Often several pathologies affect the diaper area simultaneously, which modifies the characteristic morphological pattern of each one of them. For example, Candida albicans superinfection of primary irritant dermatitis or seborrheic dermatitis often occurs; an inflammation in the diaper area can precipitate psoriasis in this same area in genetically predisposed children.


Allergic contact dermatitis

Allergic reactions to diaper components, namely to decorative dyes, glues and elastic compounds, as well as to components of topical applied in the area or at a distance, have increased in frequency (6). It should be suspected when eczema lesions are observed that do not respond or relapse/aggravate after appropriate treatment. Sometimes these are “talking lesions” because they draw the contact area. The suspicion can be confirmed with epicutaneous or contact evidence.

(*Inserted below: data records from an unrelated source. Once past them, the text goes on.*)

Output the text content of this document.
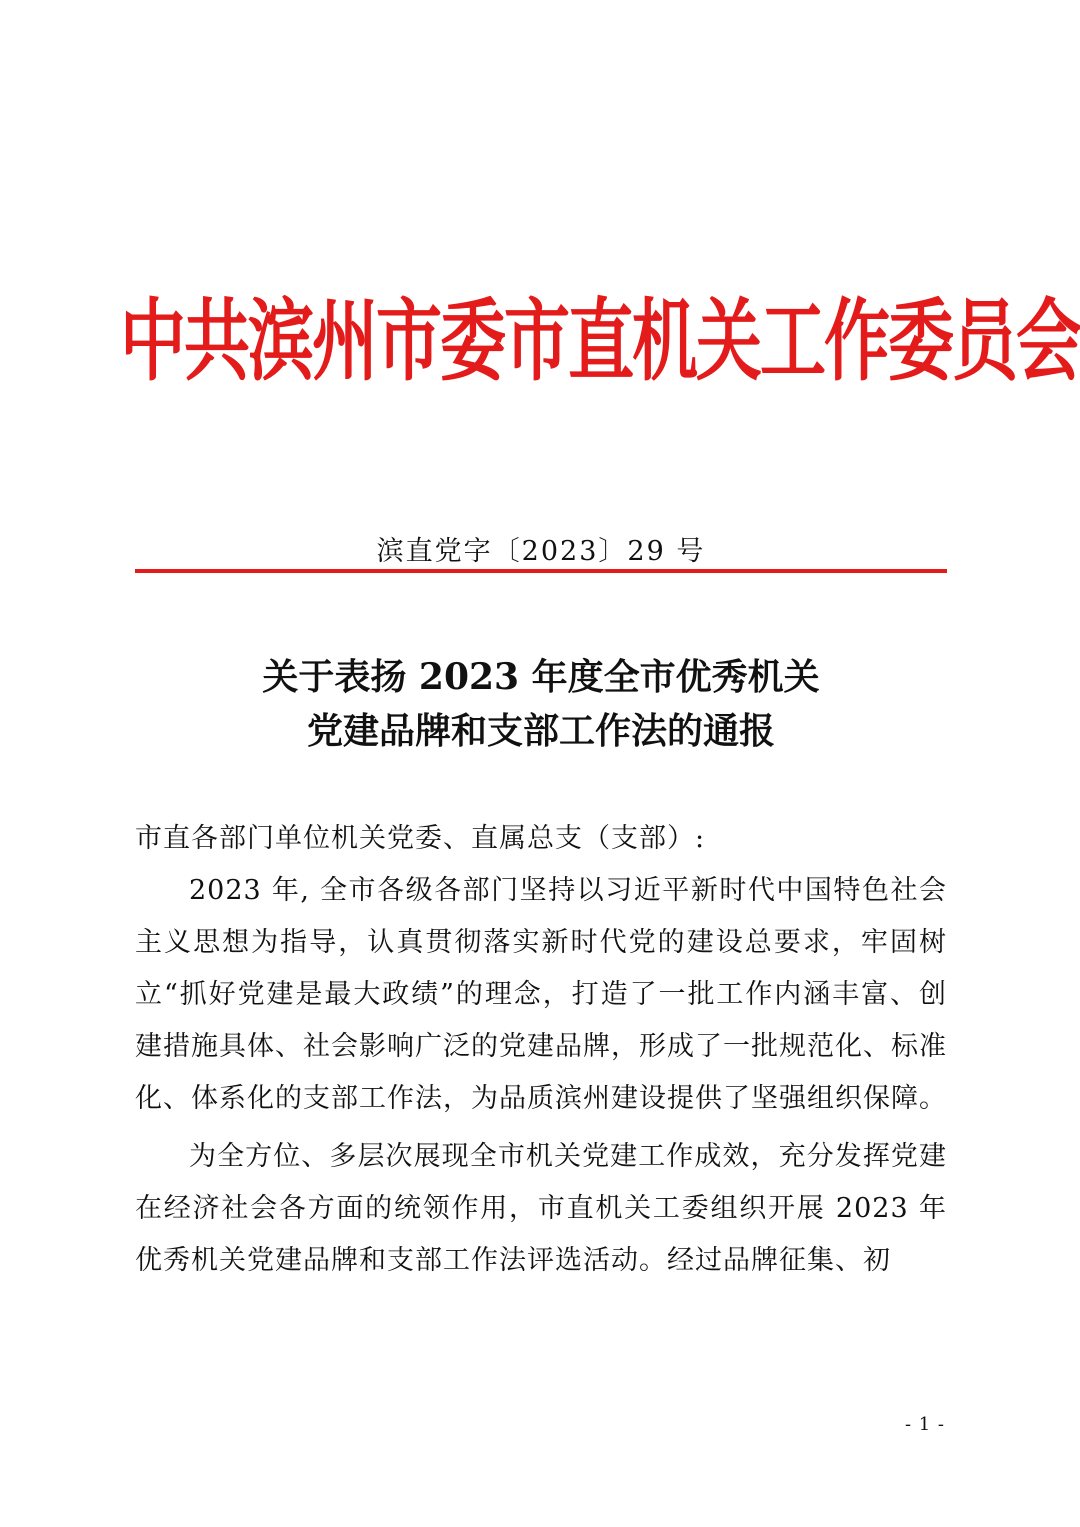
中共滨州市委市直机关工作委员会
滨直党字〔2023〕29 号
关于表扬 2023 年度全市优秀机关
党建品牌和支部工作法的通报

市直各部门单位机关党委、直属总支（支部）:

2023 年, 全市各级各部门坚持以习近平新时代中国特色社会主义思想为指导，认真贯彻落实新时代党的建设总要求，牢固树立“抓好党建是最大政绩”的理念，打造了一批工作内涵丰富、创建措施具体、社会影响广泛的党建品牌，形成了一批规范化、标准化、体系化的支部工作法，为品质滨州建设提供了坚强组织保障。

为全方位、多层次展现全市机关党建工作成效，充分发挥党建在经济社会各方面的统领作用，市直机关工委组织开展 2023 年优秀机关党建品牌和支部工作法评选活动。经过品牌征集、初

- 1 -
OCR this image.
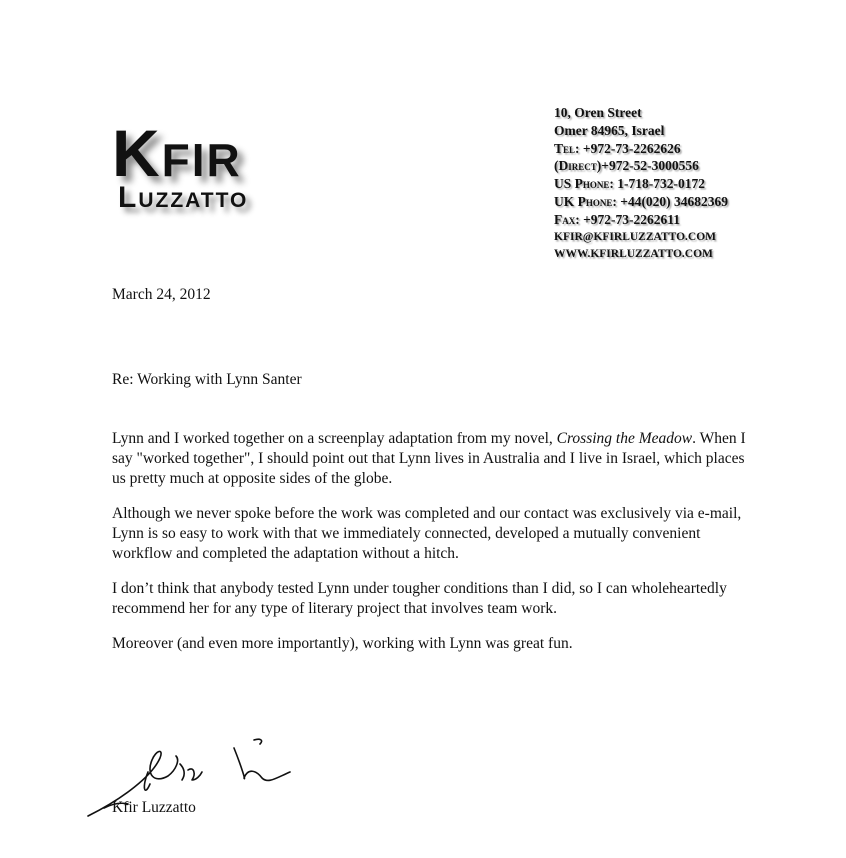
Kfir
Luzzatto
10, Oren Street
Omer 84965, Israel
Tel: +972-73-2262626
(Direct)+972-52-3000556
US Phone: 1-718-732-0172
UK Phone: +44(020) 34682369
Fax: +972-73-2262611
KFIR@KFIRLUZZATTO.COM
WWW.KFIRLUZZATTO.COM
March 24, 2012
Re: Working with Lynn Santer

Lynn and I worked together on a screenplay adaptation from my novel, Crossing the Meadow. When I say "worked together", I should point out that Lynn lives in Australia and I live in Israel, which places us pretty much at opposite sides of the globe.

Although we never spoke before the work was completed and our contact was exclusively via e-mail, Lynn is so easy to work with that we immediately connected, developed a mutually convenient workflow and completed the adaptation without a hitch.

I don’t think that anybody tested Lynn under tougher conditions than I did, so I can wholeheartedly recommend her for any type of literary project that involves team work.

Moreover (and even more importantly), working with Lynn was great fun.

Kfir Luzzatto
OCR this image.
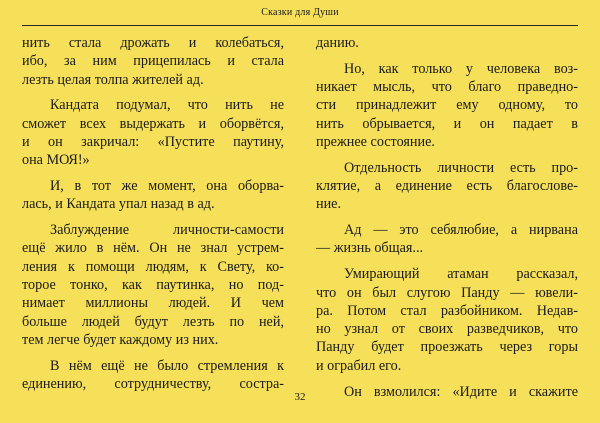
Сказки для Души
нить стала дрожать и колебаться,
ибо, за ним прицепилась и стала
лезть целая толпа жителей ад.
Кандата подумал, что нить не
сможет всех выдержать и оборвётся,
и он закричал: «Пустите паутину,
она МОЯ!»
И, в тот же момент, она оборва-
лась, и Кандата упал назад в ад.
Заблуждение личности-самости
ещё жило в нём. Он не знал устрем-
ления к помощи людям, к Свету, ко-
торое тонко, как паутинка, но под-
нимает миллионы людей. И чем
больше людей будут лезть по ней,
тем легче будет каждому из них.
В нём ещё не было стремления к
единению, сотрудничеству, состра-
данию.
Но, как только у человека воз-
никает мысль, что благо праведно-
сти принадлежит ему одному, то
нить обрывается, и он падает в
прежнее состояние.
Отдельность личности есть про-
клятие, а единение есть благослове-
ние.
Ад — это себялюбие, а нирвана
— жизнь общая...
Умирающий атаман рассказал,
что он был слугою Панду — ювели-
ра. Потом стал разбойником. Недав-
но узнал от своих разведчиков, что
Панду будет проезжать через горы
и ограбил его.
Он взмолился: «Идите и скажите
32
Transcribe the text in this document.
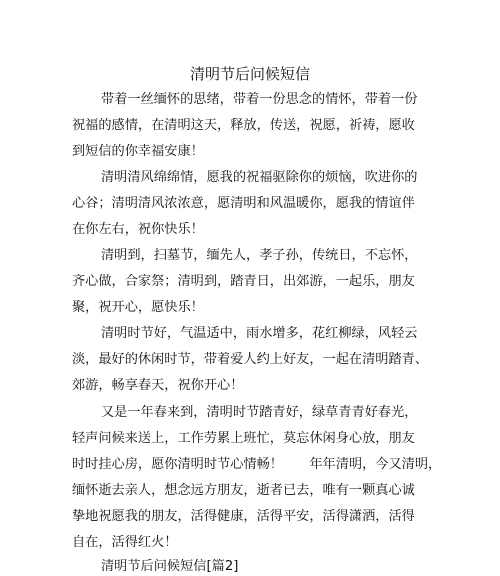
清明节后问候短信
带着一丝缅怀的思绪，带着一份思念的情怀，带着一份
祝福的感情，在清明这天，释放，传送，祝愿，祈祷，愿收
到短信的你幸福安康！
清明清风绵绵情，愿我的祝福驱除你的烦恼，吹进你的
心谷；清明清风浓浓意，愿清明和风温暖你，愿我的情谊伴
在你左右，祝你快乐！
清明到，扫墓节，缅先人，孝子孙，传统日，不忘怀，
齐心做，合家祭；清明到，踏青日，出郊游，一起乐，朋友
聚，祝开心，愿快乐！
清明时节好，气温适中，雨水增多，花红柳绿，风轻云
淡，最好的休闲时节，带着爱人约上好友，一起在清明踏青、
郊游，畅享春天，祝你开心！
又是一年春来到，清明时节踏青好，绿草青青好春光，
轻声问候来送上，工作劳累上班忙，莫忘休闲身心放，朋友
时时挂心房，愿你清明时节心情畅！　　年年清明，今又清明，
缅怀逝去亲人，想念远方朋友，逝者已去，唯有一颗真心诚
挚地祝愿我的朋友，活得健康，活得平安，活得潇洒，活得
自在，活得红火！
清明节后问候短信[篇2]
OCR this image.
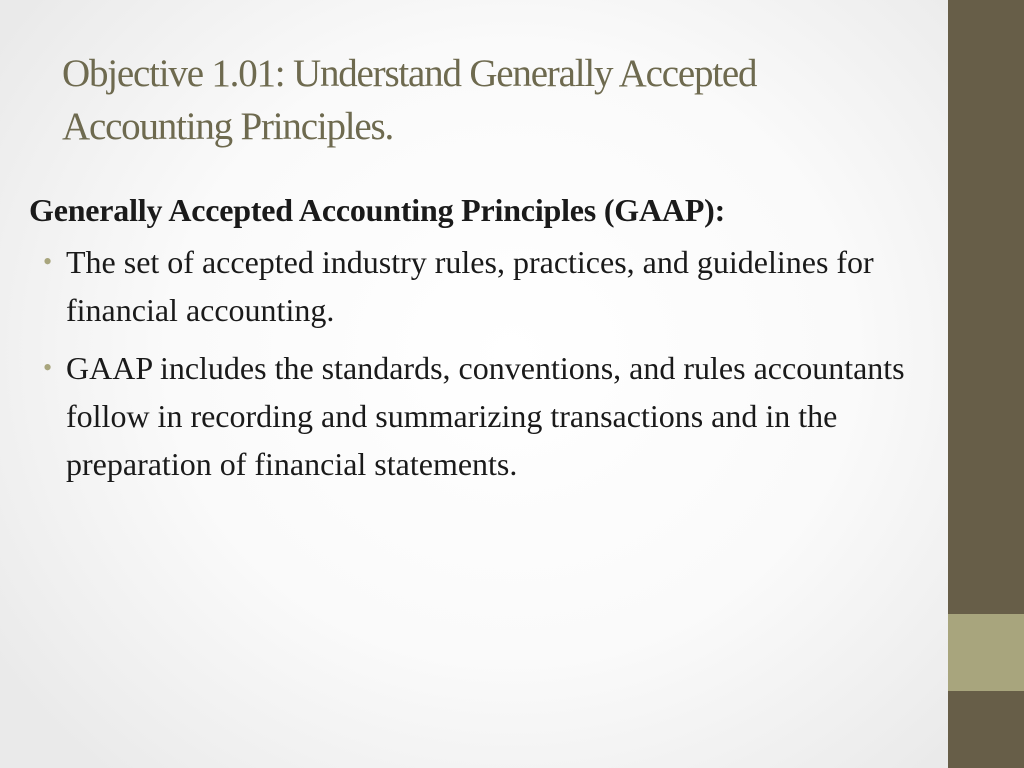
Objective 1.01: Understand Generally Accepted Accounting Principles.

Generally Accepted Accounting Principles (GAAP):

• The set of accepted industry rules, practices, and guidelines for financial accounting.
• GAAP includes the standards, conventions, and rules accountants follow in recording and summarizing transactions and in the preparation of financial statements.
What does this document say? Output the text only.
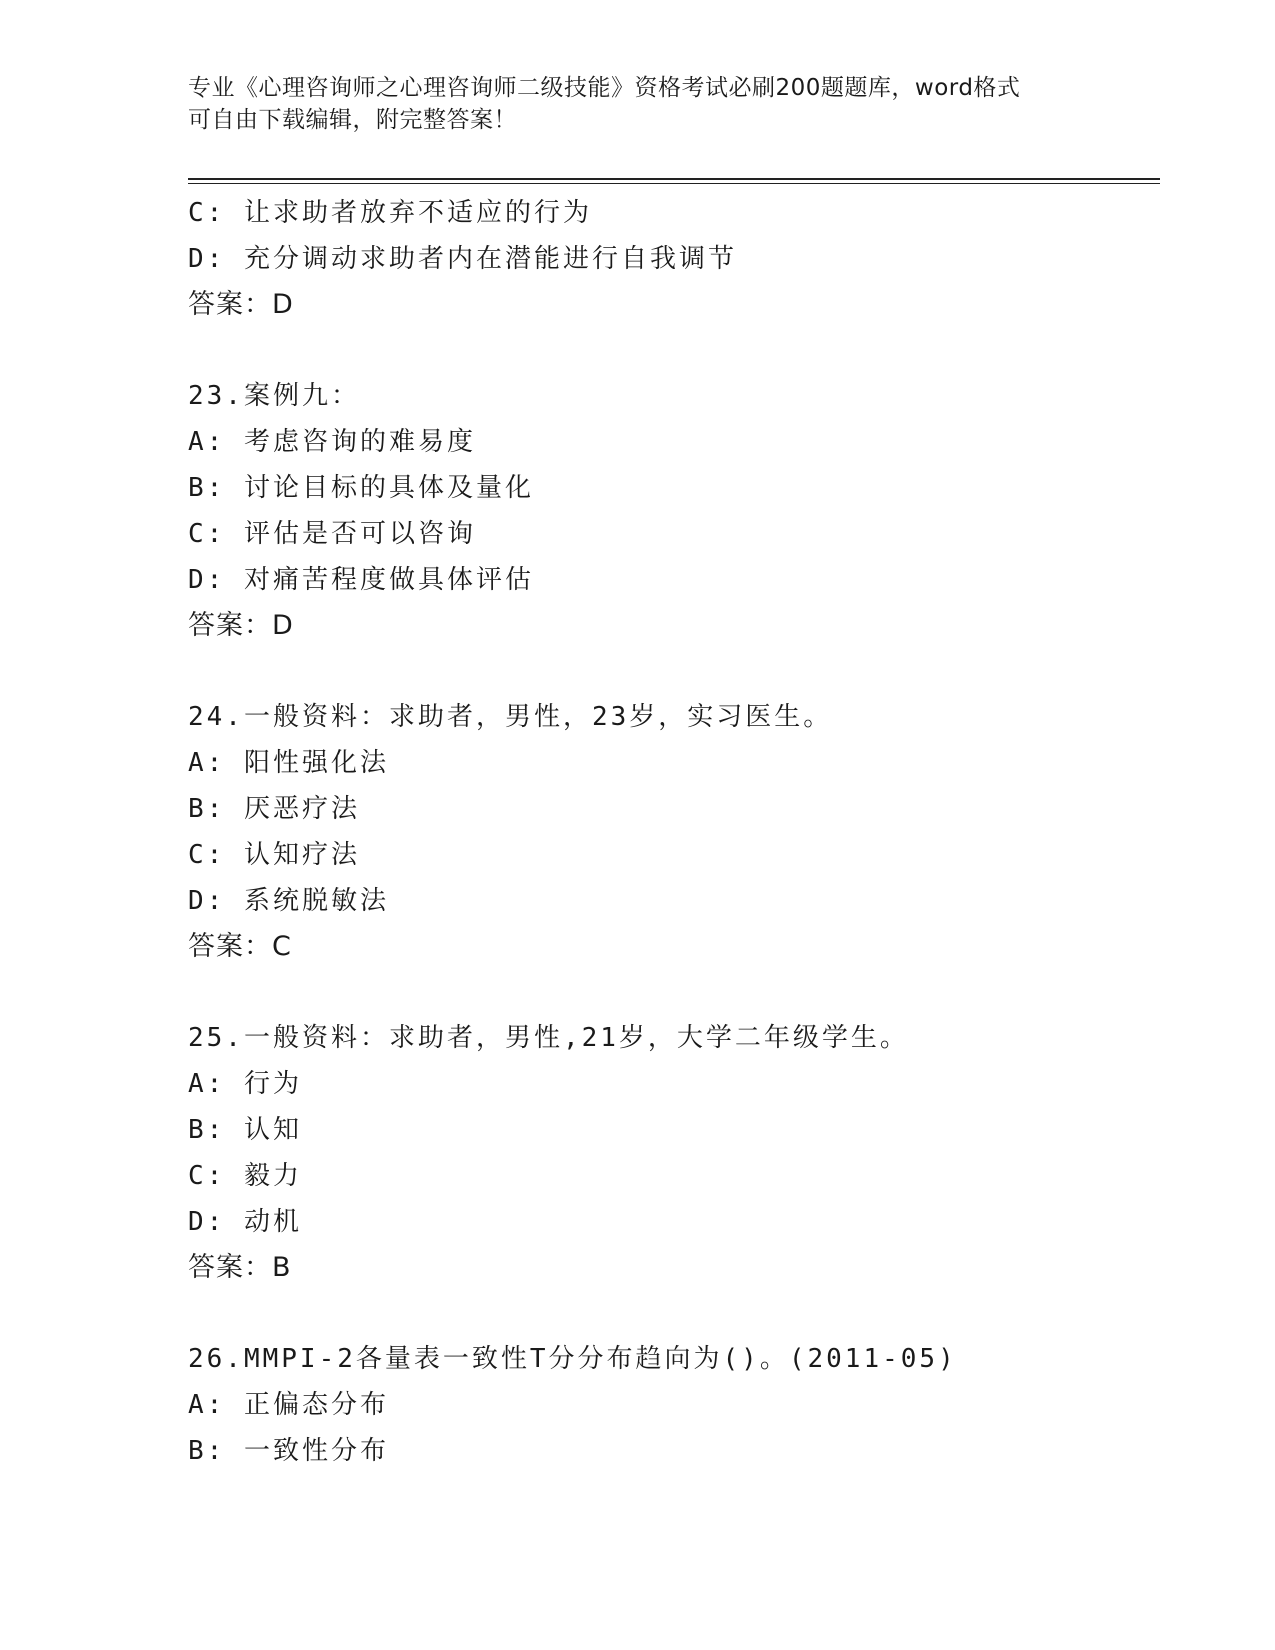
专业《心理咨询师之心理咨询师二级技能》资格考试必刷200题题库，word格式
可自由下载编辑，附完整答案！
C: 让求助者放弃不适应的行为
D: 充分调动求助者内在潜能进行自我调节
答案：D
23.案例九：
A: 考虑咨询的难易度
B: 讨论目标的具体及量化
C: 评估是否可以咨询
D: 对痛苦程度做具体评估
答案：D
24.一般资料：求助者，男性，23岁，实习医生。
A: 阳性强化法
B: 厌恶疗法
C: 认知疗法
D: 系统脱敏法
答案：C
25.一般资料：求助者，男性,21岁，大学二年级学生。
A: 行为
B: 认知
C: 毅力
D: 动机
答案：B
26.MMPI-2各量表一致性T分分布趋向为()。(2011-05)
A: 正偏态分布
B: 一致性分布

Granuloma gluteal infantum

They are hard, painless, erythematous-brown nodules in the diaper and buttocks area. There is usually a previous history of dermatitis in the diaper area treated with potent steroids.





Other dermatoses located here may pose differential diagnosis problems, such as: seborrheic dermatitis , psoriasis , atopic dermatitis , impetigo , folliculitis, miliaria rubra, scabies , acrodermatitis enteropathica and others. Other rarer entities are Langerhans cell histiocytosis, chickenpox/herpes, bullous epidermolysis, congenital syphilis, mastocytosis, chronic bullous dermatosis of childhood.